How to Work with a Scholarly Press: Submitting a Proposal

How to Work with a Scholarly Press: Submitting a Proposal

Posted by Whitney Feininger, Assistant Editor, Literary Studies

Think of a proposal as a formal introduction of you and your scholarly work to Ashgate.

Most proposals are delivered to us by email and are evaluated by the relevant commissioning editor. After reviewing it, the commissioning editor will make a decision about whether or not your project is suitable for Ashgate and about sending out materials for review.  Our proposal guidelines and commissioning editors’ email addresses are listed on our website.

As commissioning editors receive quite a bit of correspondence from authors, the more well-organized and thorough a proposal you submit, the more attention and serious consideration it is likely to receive.  Here are some qualities of a good proposal, contributed by our commissioning staff, to help you craft the best possible submission.
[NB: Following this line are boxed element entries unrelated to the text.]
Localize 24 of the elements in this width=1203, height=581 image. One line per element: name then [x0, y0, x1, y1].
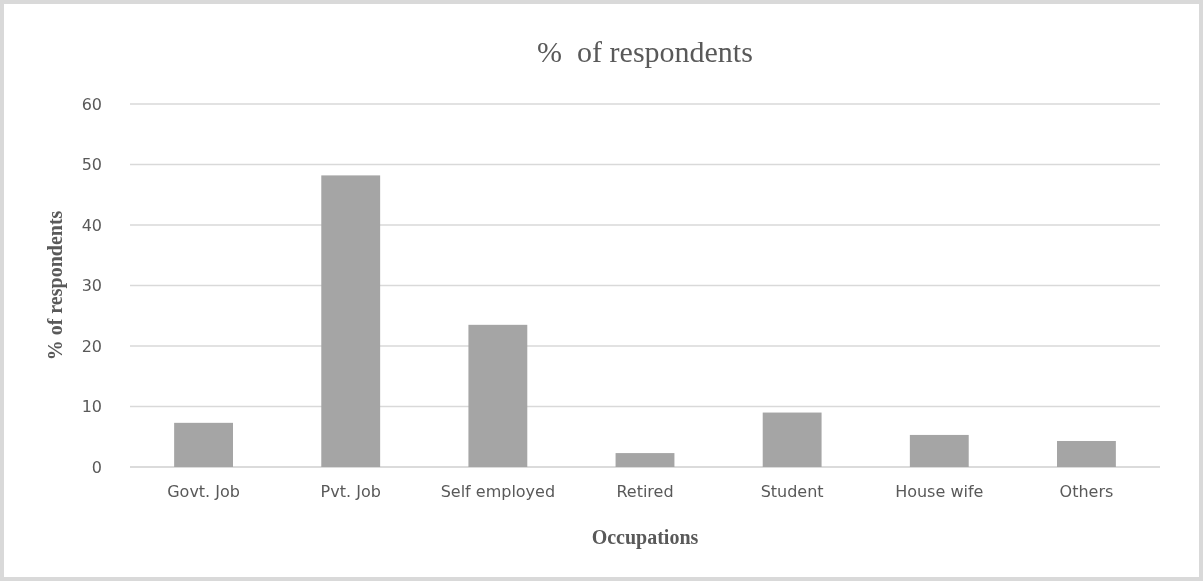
x-tick-label: Pvt. Job: [320, 482, 381, 501]
bar: [468, 324, 528, 467]
bar: [174, 422, 233, 467]
y-tick-label: 30: [81, 276, 102, 296]
y-tick-label: 50: [81, 155, 102, 175]
y-tick-label: 40: [81, 215, 102, 235]
bar: [1057, 440, 1116, 467]
y-tick-label: 60: [81, 94, 102, 114]
y-axis-title: % of respondents: [44, 210, 67, 361]
x-tick-label: Others: [1059, 482, 1114, 501]
x-tick-label: Student: [760, 482, 824, 501]
x-tick-label: Self employed: [440, 482, 556, 501]
y-tick-label: 0: [91, 457, 102, 477]
x-tick-label: Govt. Job: [167, 482, 240, 501]
bar: [909, 434, 969, 467]
x-axis-title: Occupations: [591, 526, 699, 549]
chart-title: % of respondents: [537, 35, 753, 68]
y-tick-label: 10: [81, 397, 102, 417]
x-tick-label: Retired: [616, 482, 674, 501]
bar: [762, 412, 822, 467]
x-tick-label: House wife: [895, 482, 984, 501]
y-tick-label: 20: [81, 336, 102, 356]
bar: [321, 175, 381, 467]
bar: [615, 453, 675, 467]
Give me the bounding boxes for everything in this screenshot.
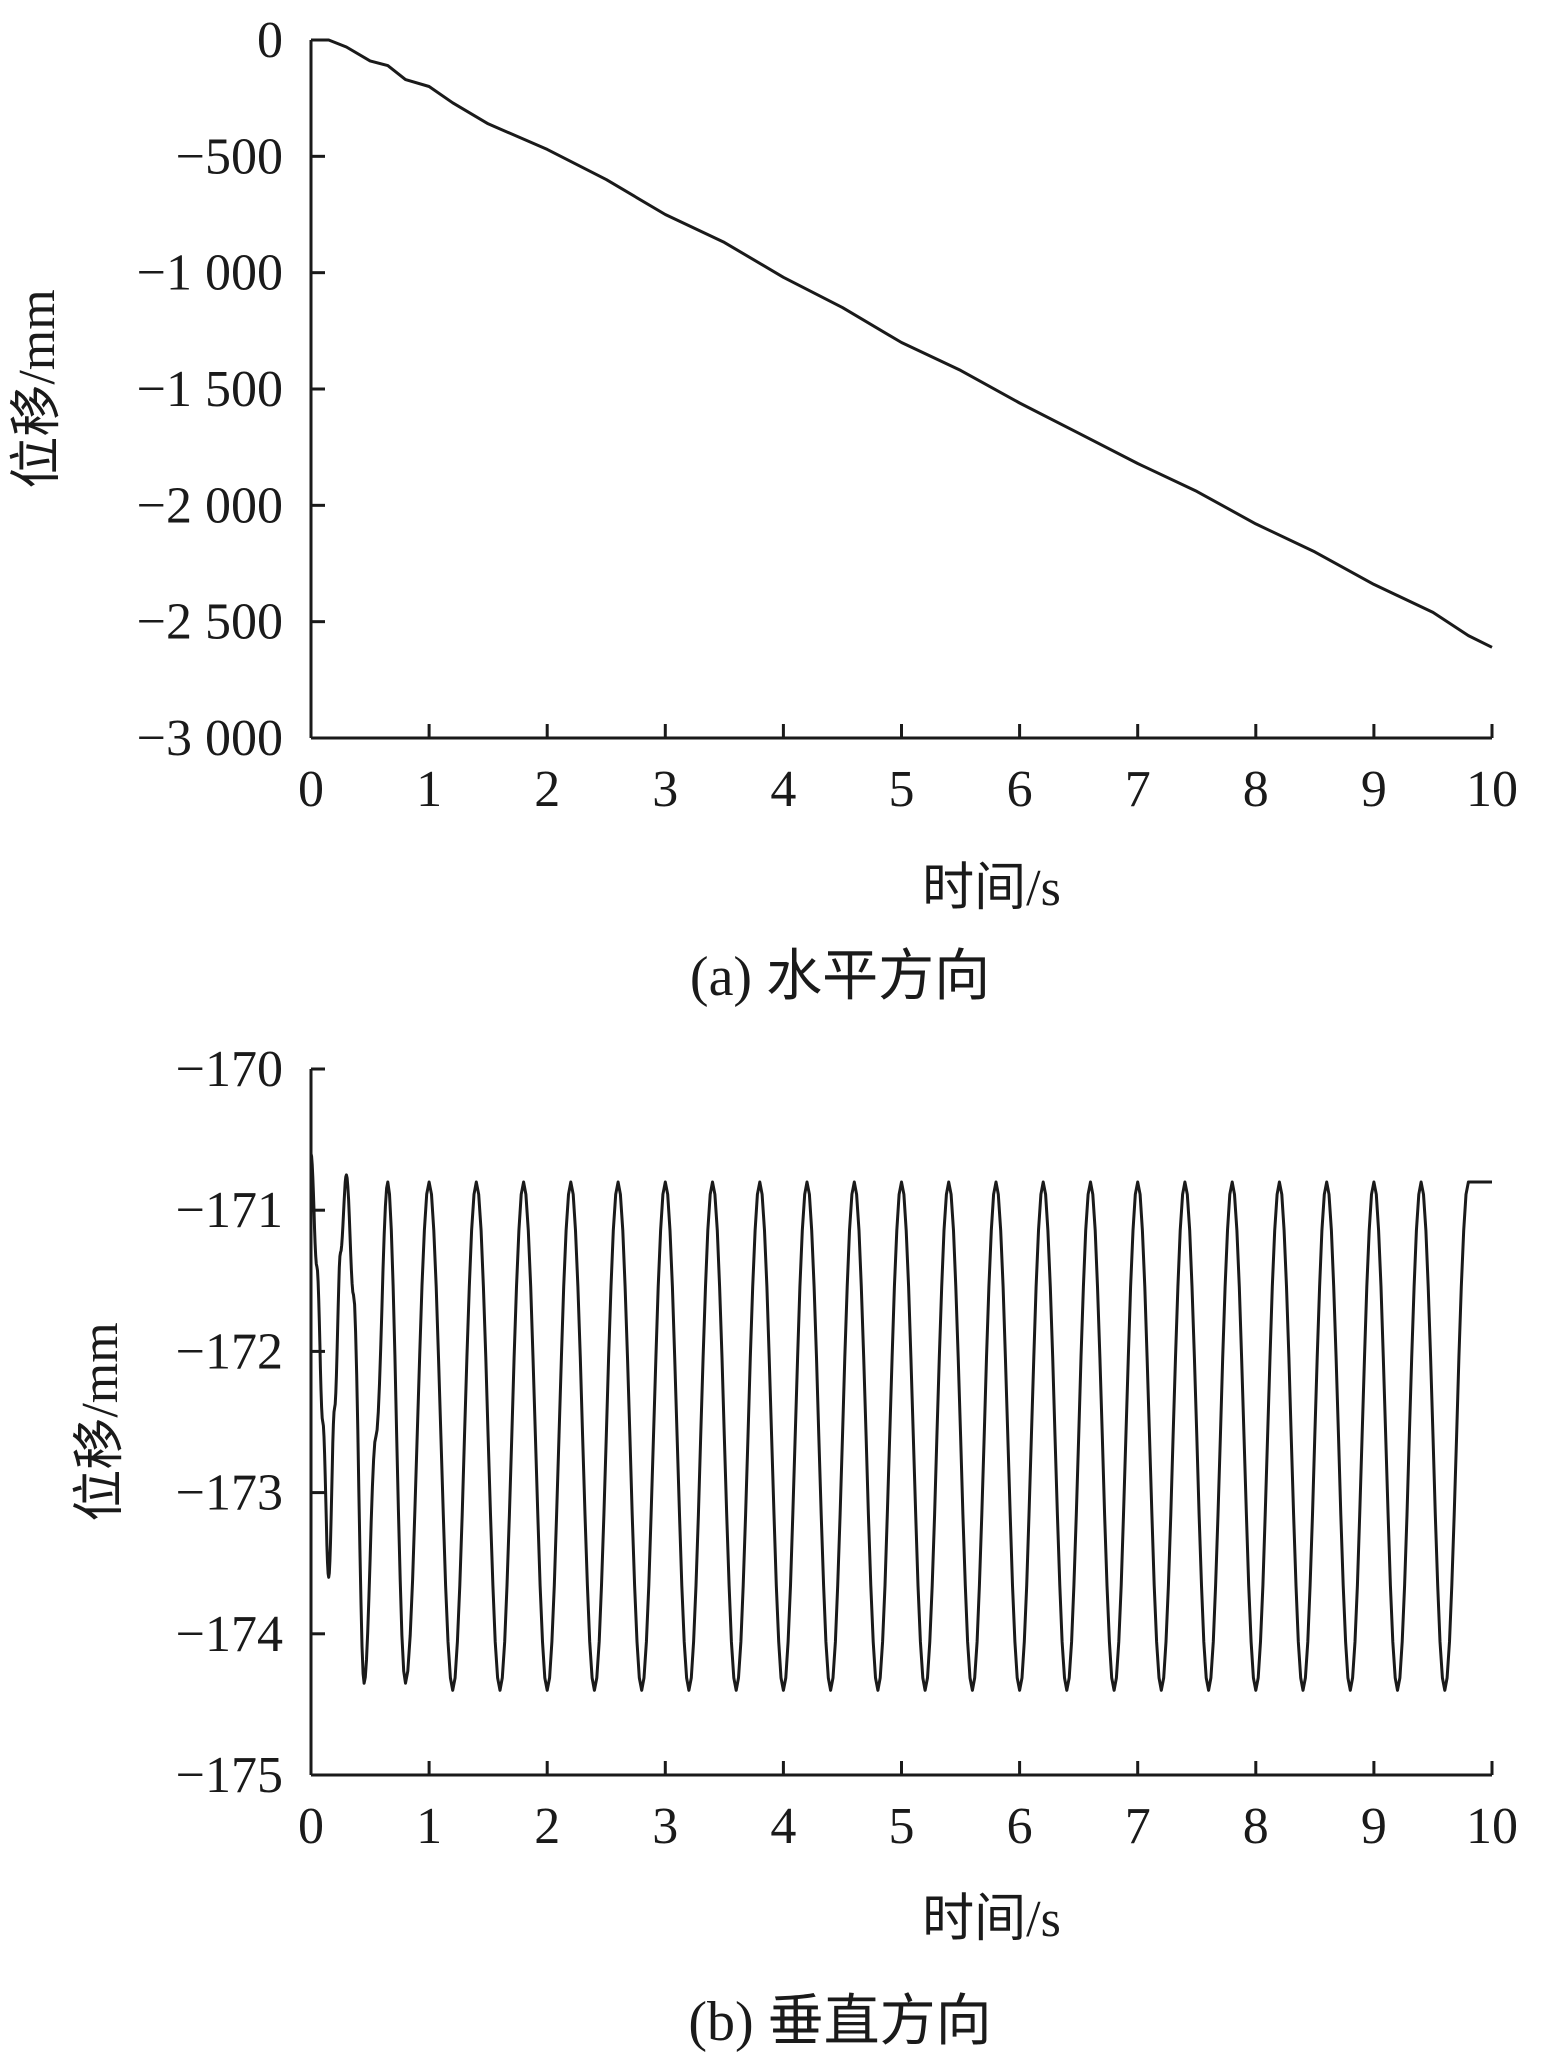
x-tick-label-a: 10 [1466, 761, 1518, 818]
y-tick-label-a: −3 000 [137, 710, 283, 767]
y-tick-label-b: −174 [176, 1606, 283, 1663]
x-tick-label-b: 0 [298, 1798, 324, 1855]
series-line-a [311, 38, 1493, 649]
y-tick-label-a: −2 500 [137, 594, 283, 651]
x-tick-label-b: 5 [889, 1798, 915, 1855]
x-tick-label-a: 4 [770, 761, 796, 818]
y-tick-label-b: −175 [176, 1747, 283, 1804]
x-tick-label-a: 0 [298, 761, 324, 818]
x-tick-label-a: 2 [534, 761, 560, 818]
x-tick-label-b: 1 [416, 1798, 442, 1855]
x-tick-label-b: 3 [652, 1798, 678, 1855]
x-axis-title-b: 时间/s [922, 1891, 1061, 1948]
chart-horizontal-displacement: (a) 水平方向 0 −500 −1 000 −1 500 −2 000 −2 500 −3… [9, 12, 1518, 1008]
x-tick-label-a: 6 [1007, 761, 1033, 818]
x-tick-label-b: 9 [1361, 1798, 1387, 1855]
y-tick-label-a: −1 500 [137, 361, 283, 418]
series-line-b [309, 1153, 1492, 1692]
x-tick-label-b: 4 [770, 1798, 796, 1855]
x-tick-label-b: 2 [534, 1798, 560, 1855]
y-tick-label-b: −172 [176, 1323, 283, 1380]
y-tick-label-a: 0 [257, 12, 283, 69]
y-tick-label-b: −171 [176, 1182, 283, 1239]
y-tick-label-a: −1 000 [137, 245, 283, 302]
x-tick-label-b: 6 [1007, 1798, 1033, 1855]
x-tick-label-b: 8 [1243, 1798, 1269, 1855]
caption-b: (b) 垂直方向 [688, 1991, 991, 2053]
y-tick-label-a: −2 000 [137, 477, 283, 534]
caption-a: (a) 水平方向 [690, 946, 990, 1008]
x-tick-label-b: 7 [1125, 1798, 1151, 1855]
y-tick-label-b: −170 [176, 1041, 283, 1098]
y-axis-title-b: 位移/mm [72, 1322, 129, 1521]
x-tick-label-a: 9 [1361, 761, 1387, 818]
x-tick-label-a: 8 [1243, 761, 1269, 818]
x-tick-label-a: 5 [889, 761, 915, 818]
x-tick-label-a: 3 [652, 761, 678, 818]
y-tick-label-b: −173 [176, 1465, 283, 1522]
x-axis-title-a: 时间/s [922, 860, 1061, 917]
x-tick-label-b: 10 [1466, 1798, 1518, 1855]
x-tick-label-a: 7 [1125, 761, 1151, 818]
x-tick-label-a: 1 [416, 761, 442, 818]
chart-vertical-displacement: (b) 垂直方向 −170 −171 −172 −173 −174 −175 0 1 2 3 4 5 6… [72, 1041, 1518, 2053]
y-axis-title-a: 位移/mm [9, 289, 66, 488]
y-tick-label-a: −500 [176, 128, 283, 185]
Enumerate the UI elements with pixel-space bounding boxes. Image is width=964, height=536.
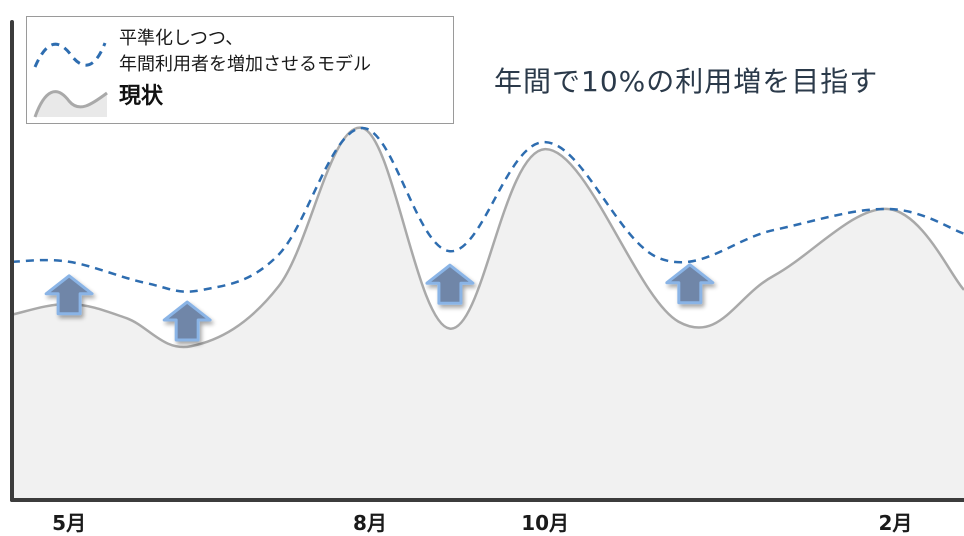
up-arrow-2 — [162, 300, 212, 342]
current-line — [11, 126, 964, 349]
up-arrow-1 — [44, 274, 94, 316]
up-arrow-3 — [425, 263, 475, 305]
legend-dashed-sample — [33, 42, 107, 68]
legend-area-sample — [33, 90, 108, 118]
target-dashed-line — [11, 126, 964, 293]
legend-target-label-2: 年間利用者を増加させるモデル — [119, 54, 371, 75]
x-tick-label: 10月 — [521, 511, 569, 535]
legend-target-label-1: 平準化しつつ、 — [119, 28, 244, 49]
headline: 年間で10%の利用増を目指す — [494, 65, 879, 98]
arrows — [44, 263, 715, 342]
current-area — [12, 127, 964, 500]
x-tick-label: 2月 — [878, 511, 912, 535]
legend-item-target: 平準化しつつ、 年間利用者を増加させるモデル — [27, 23, 453, 75]
x-tick-label: 8月 — [353, 511, 387, 535]
legend-current-label: 現状 — [119, 84, 164, 109]
up-arrow-4 — [665, 263, 715, 305]
x-tick-label: 5月 — [52, 511, 86, 535]
legend-item-current: 現状 — [27, 77, 453, 121]
legend: 平準化しつつ、 年間利用者を増加させるモデル 現状 — [26, 16, 454, 124]
x-tick-labels: 5月 8月 10月 2月 — [52, 511, 912, 535]
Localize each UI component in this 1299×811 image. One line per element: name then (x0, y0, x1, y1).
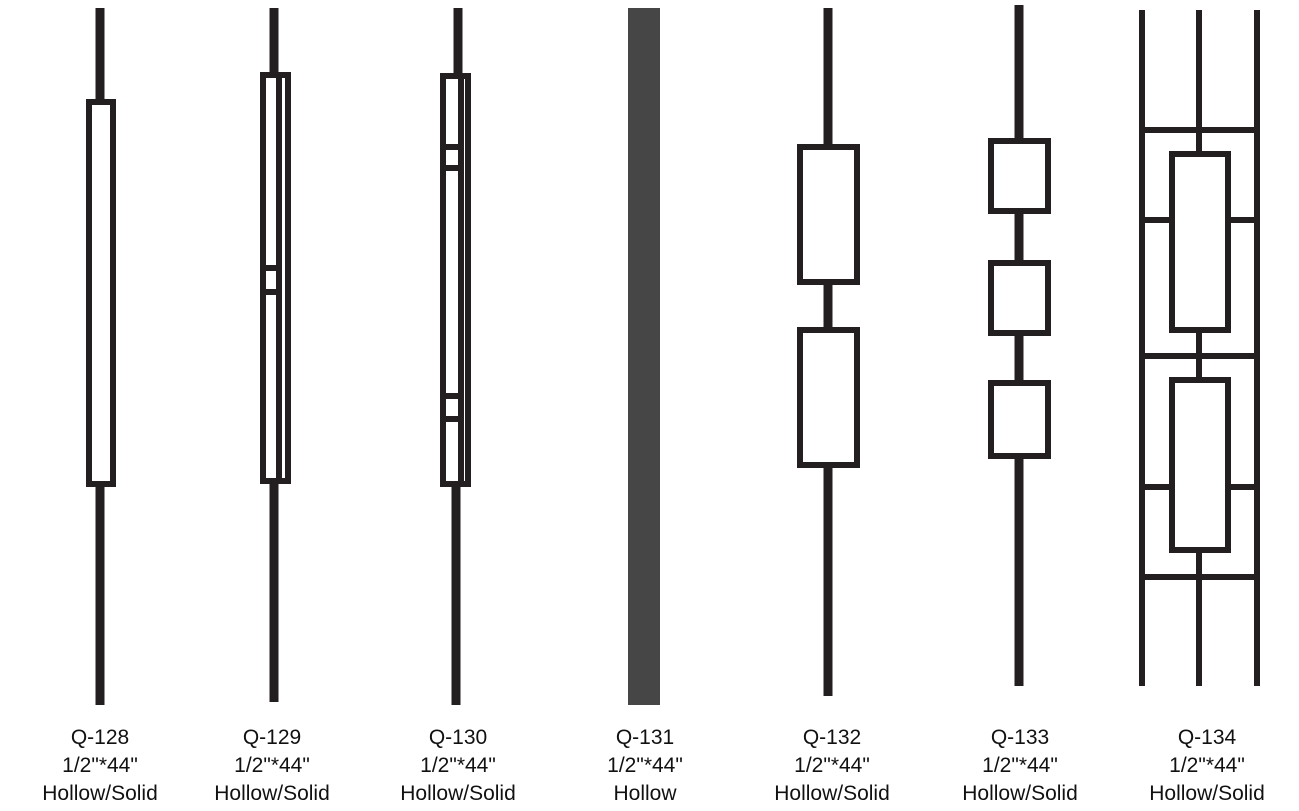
product-size: 1/2"*44" (607, 754, 683, 777)
product-size: 1/2"*44" (982, 754, 1058, 777)
product-type: Hollow/Solid (1149, 782, 1265, 805)
product-code: Q-129 (243, 726, 301, 749)
baluster-q132 (797, 8, 860, 696)
baluster-q130 (440, 8, 471, 705)
product-size: 1/2"*44" (1169, 754, 1245, 777)
product-type: Hollow/Solid (42, 782, 158, 805)
product-code: Q-132 (803, 726, 861, 749)
product-size: 1/2"*44" (420, 754, 496, 777)
product-type: Hollow (613, 782, 677, 805)
product-code: Q-134 (1178, 726, 1237, 749)
baluster-q134 (1139, 10, 1260, 686)
product-size: 1/2"*44" (62, 754, 138, 777)
product-size: 1/2"*44" (234, 754, 310, 777)
product-size: 1/2"*44" (794, 754, 870, 777)
product-code: Q-128 (71, 726, 129, 749)
product-code: Q-131 (616, 726, 674, 749)
baluster-q133 (988, 5, 1051, 686)
product-code: Q-133 (991, 726, 1049, 749)
baluster-q129 (260, 8, 291, 702)
product-type: Hollow/Solid (774, 782, 890, 805)
product-type: Hollow/Solid (962, 782, 1078, 805)
baluster-q131 (628, 8, 660, 705)
product-code: Q-130 (429, 726, 487, 749)
product-type: Hollow/Solid (400, 782, 516, 805)
product-type: Hollow/Solid (214, 782, 330, 805)
baluster-q128 (86, 8, 116, 705)
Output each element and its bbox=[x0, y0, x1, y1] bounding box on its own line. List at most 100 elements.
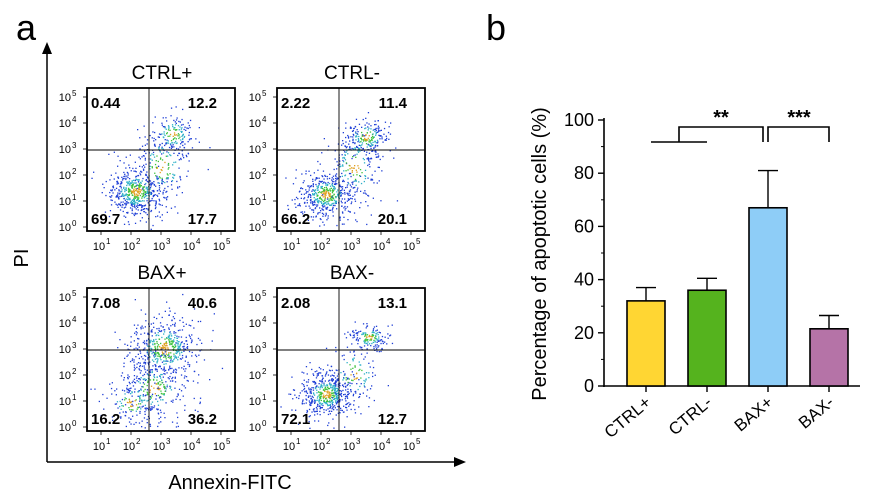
flow-event-dot bbox=[119, 160, 121, 162]
flow-y-tick-exponent: 3 bbox=[72, 141, 77, 150]
flow-event-dot bbox=[357, 388, 359, 391]
flow-event-dot bbox=[328, 192, 330, 194]
flow-event-dot bbox=[212, 329, 214, 332]
flow-event-dot bbox=[147, 409, 150, 411]
flow-event-dot bbox=[335, 200, 337, 202]
flow-event-dot bbox=[155, 365, 157, 368]
flow-event-dot bbox=[315, 386, 318, 388]
flow-event-dot bbox=[343, 207, 345, 209]
flow-event-dot bbox=[162, 166, 164, 169]
flow-event-dot bbox=[170, 386, 172, 388]
flow-event-dot bbox=[309, 194, 311, 196]
flow-event-dot bbox=[161, 382, 163, 384]
flow-event-dot bbox=[367, 129, 369, 131]
flow-event-dot bbox=[179, 121, 181, 123]
flow-event-dot bbox=[360, 141, 362, 143]
flow-event-dot bbox=[343, 394, 345, 396]
flow-event-dot bbox=[150, 185, 152, 187]
flow-event-dot bbox=[178, 137, 180, 140]
flow-event-dot bbox=[93, 171, 95, 173]
flow-event-dot bbox=[329, 407, 332, 409]
flow-event-dot bbox=[159, 357, 161, 359]
flow-event-dot bbox=[348, 164, 350, 167]
flow-event-dot bbox=[201, 342, 203, 344]
flow-event-dot bbox=[348, 143, 350, 145]
flow-event-dot bbox=[165, 402, 167, 404]
flow-event-dot bbox=[161, 361, 164, 363]
flow-event-dot bbox=[171, 343, 173, 345]
flow-event-dot bbox=[303, 198, 305, 200]
flow-event-dot bbox=[190, 337, 192, 340]
flow-event-dot bbox=[157, 195, 159, 197]
flow-event-dot bbox=[186, 175, 188, 177]
flow-event-dot bbox=[305, 381, 308, 383]
flow-event-dot bbox=[156, 376, 158, 378]
flow-event-dot bbox=[149, 389, 151, 391]
flow-event-dot bbox=[176, 117, 178, 119]
flow-event-dot bbox=[328, 388, 330, 390]
flow-event-dot bbox=[319, 408, 321, 410]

-If you are submitting your proposal by email, it is a good idea to put your name, the book’s title, and ‘proposal’ in the subject line. This will help your proposal stand out from the myriad of emails commissioning editors receive.

-Include a table of contents as well as a contents list that includes a short abstract of each chapter.

-Submit the proposal as a Word document and not as a .pdf.  Commissioning editors need to transfer information from the proposal into our internal database and this is difficult when working with a .pdf.

-Include a copy of your CV and full contact details (email, mailing address, and phone #).

-If you are proposing an edited collection, provide contributor biographies.

-Don’t forget the nuts and bolts:  the proposed number of illustrations or tables and the estimated word count.

-Provide a brief abstract or “elevator pitch” for your book – be able to convey what your book is about, its originality, and its place within existing literature in well under 500 words.

This is the first post in a new occasional series on our blog: “How to Work with a Scholarly Press”

These posts will feature different aspects of the publishing process and advice from our commissioning, desk editorial, and marketing staff.  Our hope is to educate authors about practical issues on an every day basis as well as empower authors to deliver a better and more complete manuscript and book proposal and ensure an effective and smooth process.